Knowing my luck, if I invest £10k in Lloyds Banking Group (LSE: LLOY) shares now, they’ll go nowhere. Or worse.
At least, that’s been my experience with them so far.
But the FTSE 100 banks have faced crisis after crisis, and crises just can’t go on forever. Can they?
We can’t really predict share prices. The best we can do is buy when we think they’re too low and hope things will change.
The future?
But we can take a look at the things we think could boost our holdings, and try to estimate what difference they might make.
I mean, there’s no point just staring glumly at our fallen shares. So let’s at least generate some optimism, shall we?
These are just a few ‘What if?’ scenarios, just to cheer me up a bit.
Upwards correction
Broker forecasts put Lloyds stock on a price-to-earnings (P/E) ratio of only about 5.5 by 2025. I think that’s too low.
In October, the average P/E for the FTSE 100 stood at 15.3. At least, that’s one estimate — it depends who we ask.
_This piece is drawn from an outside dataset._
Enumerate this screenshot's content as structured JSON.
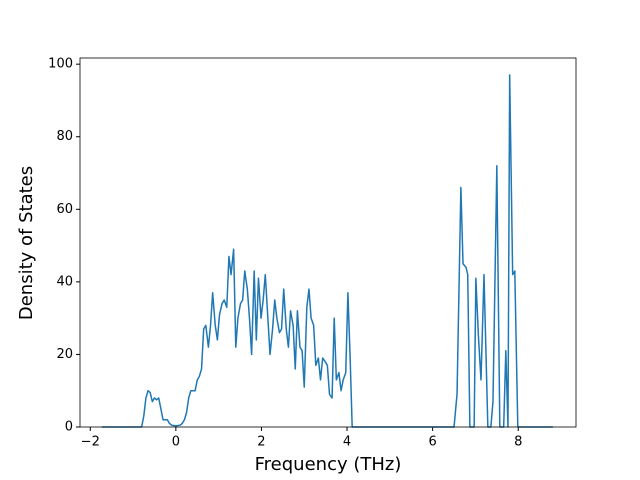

If the Lloyds valuation rose to equal that, it would suggest a rise of about 2.8 times. And that would turn £10k in the stock today into £28k.
Banks will probably deserve a lower P/E for some time, mind. But if it can reach a P/E multiple of 10, that would be enough to get us to £18k.
Earnings growth
In another scenario, there’s forecast earnings growth on the cards for the next few years. If the average annual rate continues for five years, we could see Lloyds’ earnings growing 14% in five years.
So, if the P/E stays the same, that would suggest a 14% share price rise too.
And that would take £10k invested today up to £11.4k.
That might not be the kind of money that retirement dreams are made of. But in addition to other possible share price drivers, it could be a nice extra boost.
Reinvest dividends
Now, what if the valuation stays the same, but the dividend keeps going and I buy more shares with the cash each year?
Right now, we’re looking at a forecast dividend yield of 6%.
That could turn an intitial £10k into about £13.4k in five years. That’s not a multi-bagger, by a long way.
But it’s a decent return, and way more than I’d be likely to get from a Cash ISA. It’s not guaranteed, like a Cash ISA, of course.
All three?
If all three things shoud happen — a P/E revaluation, earnings rises, and progressive dividends?
Well, it would depend on the degree of each. But for me, this all strenghtens my thought that Lloyds shares are too cheap.
Still, the next five years might be like the past five. And I do see a real chance of that, especially with all this ‘higher for longer’ interest rate talk.
But if all I get is the dividends, I’ll be happy. I might even come back in five years and let you know how things go.